In the press materials, Andy mentions the common threads through the songs of reaching out, being honest, and making connections. What I also hear throughout is the topic of communicating – when it’s easy, when it’s difficult, when it’s too late. Even in this age of instantaneous communication, we still struggle with actually talking… how can we learn to do better, do you think?

A considered response is often better than an instantaneous response. I think taking the time to reflect and to be mindful of the distraction that technology has provided us in this day and age would be helpful. I also think its just a constant pursuit. In any generation. Relationships change. People change. Accepting that is part of communicating.

Skydiggers

“An Apology” comes from early in the band’s life – what told you that this was the right time to put it on an album?

I think it was a tune we were trying to turn into something it wasn’t when we initially recorded it. Which would have been around the time of Restless (1991).

The growing pains of learning how to record and be a band. Don’t put a saddle on a pig. At the time we were doing a lot of touring. The band had evolved into using more of an electric sound and we were interested in representing that side of what we were doing.

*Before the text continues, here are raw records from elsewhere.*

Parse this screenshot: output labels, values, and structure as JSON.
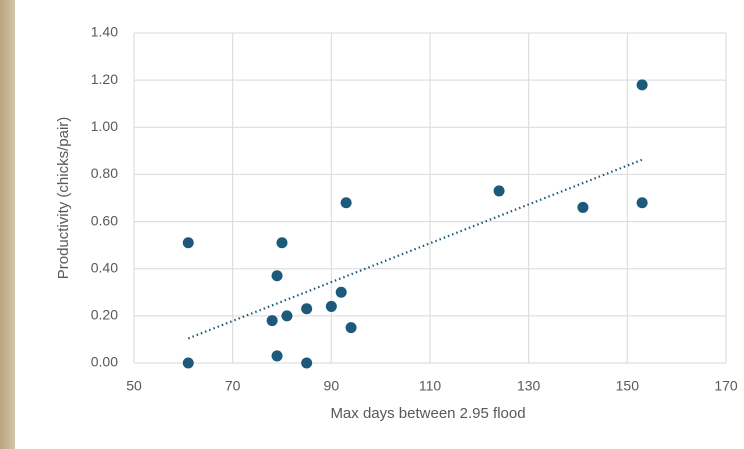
{
  "chart_data": {
    "type": "scatter",
    "x_label": "Max days between 2.95 flood",
    "y_label": "Productivity (chicks/pair)",
    "series": [
      {
        "name": "Productivity",
        "color": "#1b5a7a",
        "x": [
          61,
          61,
          80,
          79,
          78,
          81,
          79,
          85,
          85,
          90,
          92,
          93,
          94,
          124,
          141,
          153,
          153
        ],
        "values": [
          0.51,
          0.0,
          0.51,
          0.37,
          0.18,
          0.2,
          0.03,
          0.23,
          0.0,
          0.24,
          0.3,
          0.68,
          0.15,
          0.73,
          0.66,
          0.68,
          1.18
        ]
      }
    ],
    "trendline": "linear",
    "xlim": [
      50,
      170
    ],
    "xticks": [
      50,
      70,
      90,
      110,
      130,
      150,
      170
    ],
    "ylim": [
      0,
      1.4
    ],
    "yticks": [
      {
        "value": 0,
        "label": "0.00"
      },
      {
        "value": 0.2,
        "label": "0.20"
      },
      {
        "value": 0.4,
        "label": "0.40"
      },
      {
        "value": 0.6,
        "label": "0.60"
      },
      {
        "value": 0.8,
        "label": "0.80"
      },
      {
        "value": 1.0,
        "label": "1.00"
      },
      {
        "value": 1.2,
        "label": "1.20"
      },
      {
        "value": 1.4,
        "label": "1.40"
      }
    ],
    "grid": true
  }
}
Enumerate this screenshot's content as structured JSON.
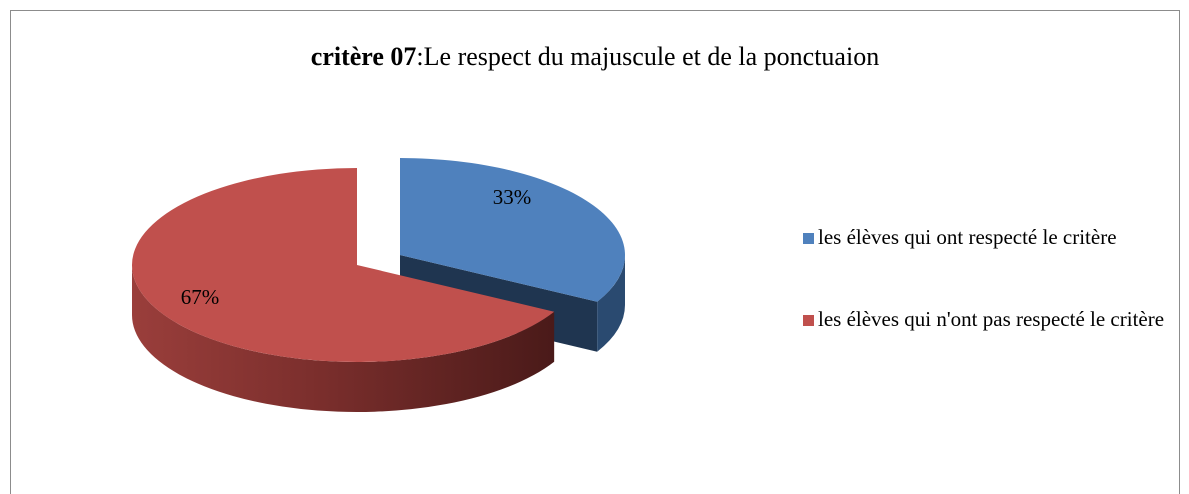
{
  "chart_data": {
    "type": "pie3d",
    "title": [
      "critère 07",
      ":Le respect du majuscule et de la ponctuaion"
    ],
    "categories": [
      "les élèves qui ont respecté le critère",
      "les élèves qui n'ont pas respecté le critère"
    ],
    "values": [
      33,
      67
    ],
    "value_labels": [
      "33%",
      "67%"
    ],
    "colors": [
      "#4f81bd",
      "#c0504d"
    ],
    "legend": "right"
  }
}
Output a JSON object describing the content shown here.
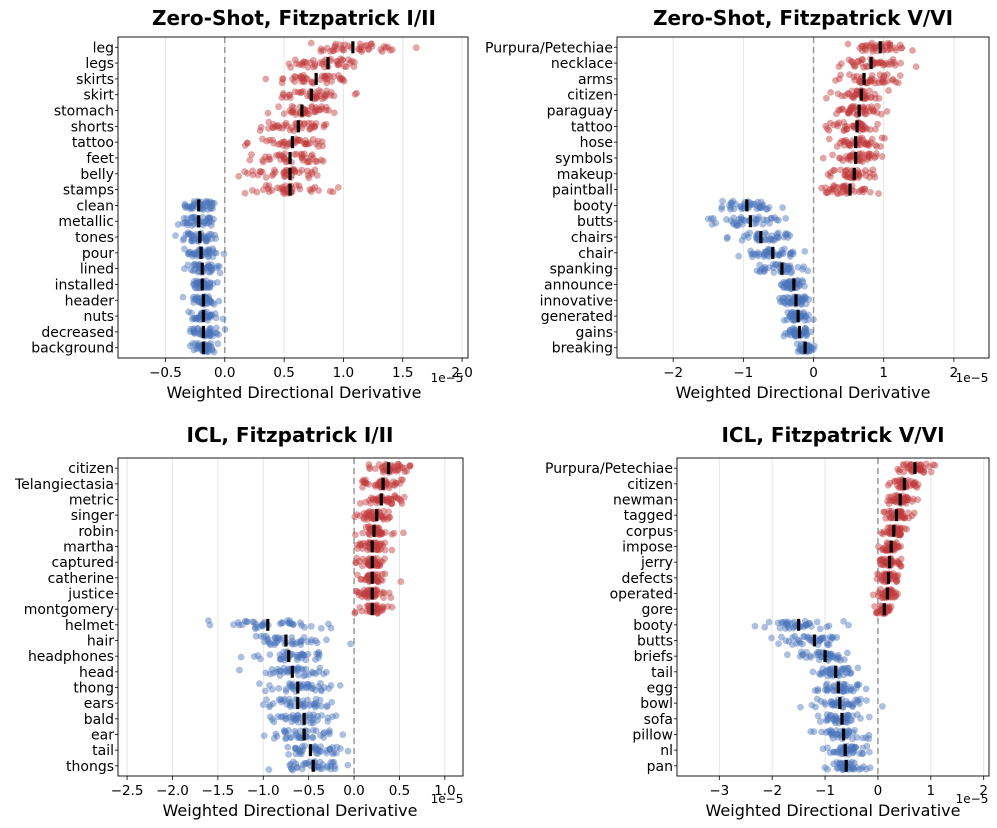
{
  "chart_data": [
    {
      "type": "scatter",
      "title": "Zero-Shot, Fitzpatrick I/II",
      "xlabel": "Weighted Directional Derivative",
      "x_multiplier": "1e−5",
      "xlim": [
        -0.9,
        2.05
      ],
      "xticks": [
        -0.5,
        0.0,
        0.5,
        1.0,
        1.5,
        2.0
      ],
      "xtick_labels": [
        "−0.5",
        "0.0",
        "0.5",
        "1.0",
        "1.5",
        "2.0"
      ],
      "categories": [
        "leg",
        "legs",
        "skirts",
        "skirt",
        "stomach",
        "shorts",
        "tattoo",
        "feet",
        "belly",
        "stamps",
        "clean",
        "metallic",
        "tones",
        "pour",
        "lined",
        "installed",
        "header",
        "nuts",
        "decreased",
        "background"
      ],
      "means": [
        1.08,
        0.87,
        0.77,
        0.73,
        0.65,
        0.62,
        0.57,
        0.55,
        0.55,
        0.55,
        -0.22,
        -0.22,
        -0.21,
        -0.2,
        -0.19,
        -0.19,
        -0.18,
        -0.18,
        -0.18,
        -0.18
      ],
      "spreads": [
        0.35,
        0.3,
        0.3,
        0.28,
        0.3,
        0.28,
        0.28,
        0.28,
        0.28,
        0.28,
        0.15,
        0.15,
        0.13,
        0.13,
        0.12,
        0.11,
        0.11,
        0.11,
        0.11,
        0.11
      ],
      "positive_count": 10
    },
    {
      "type": "scatter",
      "title": "Zero-Shot, Fitzpatrick V/VI",
      "xlabel": "Weighted Directional Derivative",
      "x_multiplier": "1e−5",
      "xlim": [
        -2.8,
        2.5
      ],
      "xticks": [
        -2,
        -1,
        0,
        1,
        2
      ],
      "xtick_labels": [
        "−2",
        "−1",
        "0",
        "1",
        "2"
      ],
      "categories": [
        "Purpura/Petechiae",
        "necklace",
        "arms",
        "citizen",
        "paraguay",
        "tattoo",
        "hose",
        "symbols",
        "makeup",
        "paintball",
        "booty",
        "butts",
        "chairs",
        "chair",
        "spanking",
        "announce",
        "innovative",
        "generated",
        "gains",
        "breaking"
      ],
      "means": [
        0.95,
        0.82,
        0.72,
        0.68,
        0.65,
        0.62,
        0.6,
        0.6,
        0.58,
        0.52,
        -0.95,
        -0.9,
        -0.75,
        -0.58,
        -0.45,
        -0.28,
        -0.25,
        -0.22,
        -0.2,
        -0.12
      ],
      "spreads": [
        0.38,
        0.4,
        0.38,
        0.33,
        0.33,
        0.33,
        0.33,
        0.33,
        0.33,
        0.3,
        0.5,
        0.55,
        0.45,
        0.4,
        0.35,
        0.2,
        0.2,
        0.2,
        0.18,
        0.1
      ],
      "positive_count": 10
    },
    {
      "type": "scatter",
      "title": "ICL, Fitzpatrick I/II",
      "xlabel": "Weighted Directional Derivative",
      "x_multiplier": "1e−5",
      "xlim": [
        -2.6,
        1.2
      ],
      "xticks": [
        -2.5,
        -2.0,
        -1.5,
        -1.0,
        -0.5,
        0.0,
        0.5,
        1.0
      ],
      "xtick_labels": [
        "−2.5",
        "−2.0",
        "−1.5",
        "−1.0",
        "−0.5",
        "0.0",
        "0.5",
        "1.0"
      ],
      "categories": [
        "citizen",
        "Telangiectasia",
        "metric",
        "singer",
        "robin",
        "martha",
        "captured",
        "catherine",
        "justice",
        "montgomery",
        "helmet",
        "hair",
        "headphones",
        "head",
        "thong",
        "ears",
        "bald",
        "ear",
        "tail",
        "thongs"
      ],
      "means": [
        0.38,
        0.32,
        0.3,
        0.25,
        0.22,
        0.2,
        0.2,
        0.2,
        0.2,
        0.2,
        -0.95,
        -0.75,
        -0.72,
        -0.68,
        -0.62,
        -0.62,
        -0.55,
        -0.55,
        -0.48,
        -0.45
      ],
      "spreads": [
        0.22,
        0.2,
        0.2,
        0.18,
        0.15,
        0.15,
        0.15,
        0.15,
        0.15,
        0.15,
        0.55,
        0.45,
        0.4,
        0.4,
        0.35,
        0.35,
        0.3,
        0.35,
        0.3,
        0.3
      ],
      "positive_count": 10
    },
    {
      "type": "scatter",
      "title": "ICL, Fitzpatrick V/VI",
      "xlabel": "Weighted Directional Derivative",
      "x_multiplier": "1e−5",
      "xlim": [
        -3.8,
        2.1
      ],
      "xticks": [
        -3,
        -2,
        -1,
        0,
        1,
        2
      ],
      "xtick_labels": [
        "−3",
        "−2",
        "−1",
        "0",
        "1",
        "2"
      ],
      "categories": [
        "Purpura/Petechiae",
        "citizen",
        "newman",
        "tagged",
        "corpus",
        "impose",
        "jerry",
        "defects",
        "operated",
        "gore",
        "booty",
        "butts",
        "briefs",
        "tail",
        "egg",
        "bowl",
        "sofa",
        "pillow",
        "nl",
        "pan"
      ],
      "means": [
        0.7,
        0.5,
        0.42,
        0.35,
        0.3,
        0.25,
        0.22,
        0.2,
        0.18,
        0.12,
        -1.5,
        -1.2,
        -1.0,
        -0.8,
        -0.75,
        -0.72,
        -0.68,
        -0.65,
        -0.62,
        -0.6
      ],
      "spreads": [
        0.35,
        0.28,
        0.25,
        0.22,
        0.2,
        0.2,
        0.2,
        0.2,
        0.18,
        0.15,
        0.65,
        0.55,
        0.5,
        0.45,
        0.45,
        0.45,
        0.4,
        0.4,
        0.4,
        0.4
      ],
      "positive_count": 10
    }
  ],
  "colors": {
    "positive": "#c0393b",
    "negative": "#4a74bb",
    "mean_bar": "#000000",
    "zero_line": "#999999",
    "grid": "#e5e5e5"
  }
}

I’m constantly asked why I love Canadian music so passionately. I think it’s fair to say that the Skydiggers have played a significant role in the growth of Canada’s music scene over the last decades – to you, what sets Canadian music apart? What makes it so special?

Maybe perspective. We have a unique place to view the world. There’s some distance and space. I also think that in the generation of musicians and bands the Skydiggers came from the audience and artists were ready for a voice and identity of their own. Much Music provided a national outlet through videos for artists. As did CBC on both a local and National level. In combination with Canadian content rules it helped foster this generation of musicians. Venues began opening in cities and towns across the country. Within the country this provided an opportunity to share that experience. And for songwriters to write about the experience.

What are you looking forward to the most in bringing these songs to live audiences over the next few months?

Performing is still the best way to connect with people. We are grateful to share that experience and look forward to playing some new songs from “Warmth of the Sun” and tunes from our catalogue. There is so much to choose from.
The band is sounding better than it ever has.